In accordance with age-old Coast Salish protocol and practice, distinguished speakers at the witnessing ceremony honoured Point in Halkomelem and English for championing literacy while keeping his peoples’ old ways alive. Oral histories and traditions are affirmed at such ceremonies where witnesses recognize and acknowledge the important “work” that is taking place.
After Point was “stood up” and blanketed, he told of how a conversation with Bob Blacker, his aide-de-camp during his term as lieutenant governor, sparked the Write to Read Project that delivers books computers and high speed internet to remote First Nations communities around the province.
“When we began to bring books out something magic happened because other people started coming with us,” said Point. “Corporations, businesses, Rotarians, they began walking with us. They’re building libraries now, not just bookshelves.”
Point, who is from the Skowkale First Nation, became the province’s first Indigenous lieutenant governor in 2007 after practicing law and serving as a provincial court judge as well as holding positions of influence in First Nations, provincial and federal governments.
The ceremony was connected with a FASSFirst course taught by criminology professor Brenda Morrison called Reading, ‘Riting & Rising Up: Weaving our Narratives on Rights, Justice and Reconciliation. The course is grounded in Coast Salish ceremony and explores themes of rights, justice and reconciliation with guest speakers who tell how they use writing to rise up and enable communities. FASSFirst courses are designed to help new students make a successful transition to university and connect with their professors and peers during their first term.

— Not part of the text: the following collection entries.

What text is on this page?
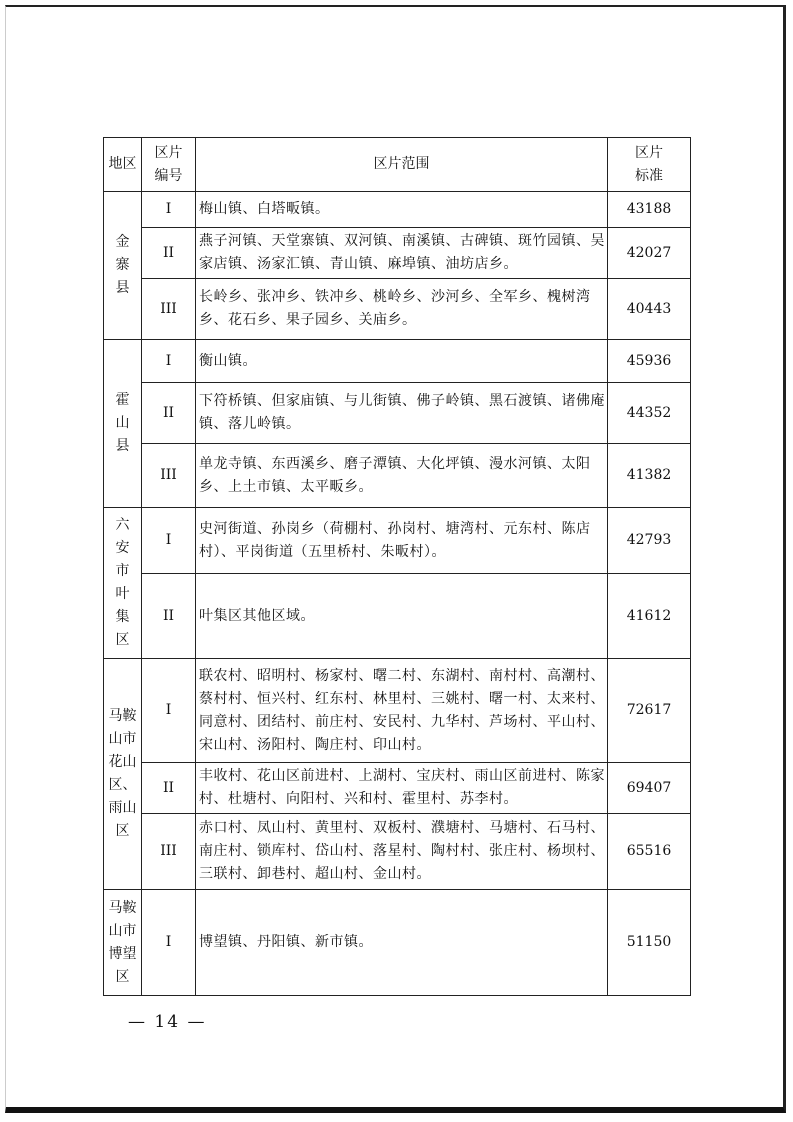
地区	区片编号	区片范围	区片标准
金寨县	I	梅山镇、白塔畈镇。	43188
	II	燕子河镇、天堂寨镇、双河镇、南溪镇、古碑镇、斑竹园镇、吴家店镇、汤家汇镇、青山镇、麻埠镇、油坊店乡。	42027
	III	长岭乡、张冲乡、铁冲乡、桃岭乡、沙河乡、全军乡、槐树湾乡、花石乡、果子园乡、关庙乡。	40443
霍山县	I	衡山镇。	45936
	II	下符桥镇、但家庙镇、与儿街镇、佛子岭镇、黑石渡镇、诸佛庵镇、落儿岭镇。	44352
	III	单龙寺镇、东西溪乡、磨子潭镇、大化坪镇、漫水河镇、太阳乡、上土市镇、太平畈乡。	41382
六安市叶集区	I	史河街道、孙岗乡（荷棚村、孙岗村、塘湾村、元东村、陈店村）、平岗街道（五里桥村、朱畈村）。	42793
	II	叶集区其他区域。	41612
马鞍山市花山区、雨山区	I	联农村、昭明村、杨家村、曙二村、东湖村、南村村、高潮村、蔡村村、恒兴村、红东村、林里村、三姚村、曙一村、太来村、同意村、团结村、前庄村、安民村、九华村、芦场村、平山村、宋山村、汤阳村、陶庄村、印山村。	72617
	II	丰收村、花山区前进村、上湖村、宝庆村、雨山区前进村、陈家村、杜塘村、向阳村、兴和村、霍里村、苏李村。	69407
	III	赤口村、凤山村、黄里村、双板村、濮塘村、马塘村、石马村、南庄村、锁库村、岱山村、落星村、陶村村、张庄村、杨坝村、三联村、卸巷村、超山村、金山村。	65516
马鞍山市博望区	I	博望镇、丹阳镇、新市镇。	51150
— 14 —
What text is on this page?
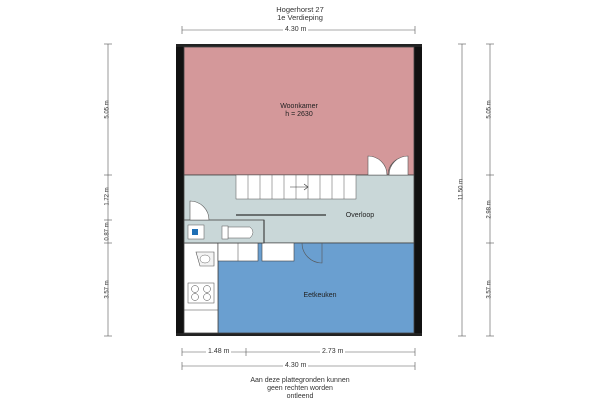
Hogerhorst 27
1e Verdieping
4.30 m
Woonkamer
h = 2630
Overloop
Eetkeuken
5.05 m
1.72 m
0.87 m
3.57 m
11.50 m
5.05 m
2.98 m
3.57 m
1.48 m	2.73 m
4.30 m
Aan deze plattegronden kunnen
geen rechten worden
ontleend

Indigenous people face many barriers to education due to the ongoing impacts of colonization. Point urged the students from Morrison’s class to get their degrees so they could return to their communities and help their people.
“They’re embarking upon a great time in our history of First Nations as we begin to resolve long-outstanding land claims and begin the long journey towards self-government,” he said. “And when we do that we’re going to need more hands, more educated young people like yourselves.”